El ser humano, desde esta perspectiva, recorrerá un camino en función de las mayores o menores frustraciones que encuentre desde su nacimiento en su relación con sus figuras parentales. Este camino iría desde la expresión de lo que puede entenderse como una violencia sin intencionalidad, pasando por otra intencional que denota odio y crueldad, hasta el control y adecuada expresión de la misma a través de fines constructivos.
Sea como fuere, la intervención y respuesta del medio ambiente, y específicamente de las figuras parentales, es básica en la constitución del psiquismo del futuro adulto. Y es justamente en los fallos y dificultades en los vínculos con los padres o sus representantes donde se instala el fenómeno de lo que luego puede llegar a ser la violencia destructiva.
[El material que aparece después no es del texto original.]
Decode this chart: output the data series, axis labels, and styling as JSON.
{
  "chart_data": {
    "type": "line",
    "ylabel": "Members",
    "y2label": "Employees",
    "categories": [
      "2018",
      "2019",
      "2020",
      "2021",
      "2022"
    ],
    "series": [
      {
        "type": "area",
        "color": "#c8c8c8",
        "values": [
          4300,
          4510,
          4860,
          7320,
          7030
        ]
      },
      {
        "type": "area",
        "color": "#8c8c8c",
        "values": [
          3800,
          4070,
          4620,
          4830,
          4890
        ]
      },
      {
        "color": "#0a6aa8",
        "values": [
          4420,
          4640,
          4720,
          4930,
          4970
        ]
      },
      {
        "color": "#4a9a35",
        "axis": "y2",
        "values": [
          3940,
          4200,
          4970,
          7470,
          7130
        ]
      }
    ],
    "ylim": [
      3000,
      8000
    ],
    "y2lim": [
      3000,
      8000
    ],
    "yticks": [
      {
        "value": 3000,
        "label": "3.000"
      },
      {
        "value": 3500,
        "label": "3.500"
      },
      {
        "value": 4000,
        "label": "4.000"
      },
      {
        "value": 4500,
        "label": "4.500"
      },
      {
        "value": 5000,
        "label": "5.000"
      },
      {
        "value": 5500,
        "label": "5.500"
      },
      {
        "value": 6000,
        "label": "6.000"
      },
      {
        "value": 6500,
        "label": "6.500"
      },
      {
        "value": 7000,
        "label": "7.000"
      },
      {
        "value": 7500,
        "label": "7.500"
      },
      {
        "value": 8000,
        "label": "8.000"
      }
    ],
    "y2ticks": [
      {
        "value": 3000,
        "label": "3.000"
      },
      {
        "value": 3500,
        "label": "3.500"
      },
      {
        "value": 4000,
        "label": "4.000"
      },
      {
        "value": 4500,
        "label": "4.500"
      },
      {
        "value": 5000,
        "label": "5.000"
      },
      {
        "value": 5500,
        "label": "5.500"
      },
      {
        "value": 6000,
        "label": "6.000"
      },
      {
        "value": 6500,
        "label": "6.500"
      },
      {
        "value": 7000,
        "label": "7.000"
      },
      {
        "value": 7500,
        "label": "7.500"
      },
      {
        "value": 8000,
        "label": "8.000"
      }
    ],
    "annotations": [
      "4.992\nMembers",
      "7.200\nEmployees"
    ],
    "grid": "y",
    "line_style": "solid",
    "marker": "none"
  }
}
El sujeto violento muy fácilmente repetirá por identificación aquello a lo cual se ha visto sometido, tratando de dominar y controlar sobre el otro (a través de un mecanismo psicológico que se conoce como proyección¹ lo que no puede controlar sobre sí mismo cuando “se siente como un juguete de una fuerza psíquica que lo sobrepasa” ( P. Jeammet, 2002).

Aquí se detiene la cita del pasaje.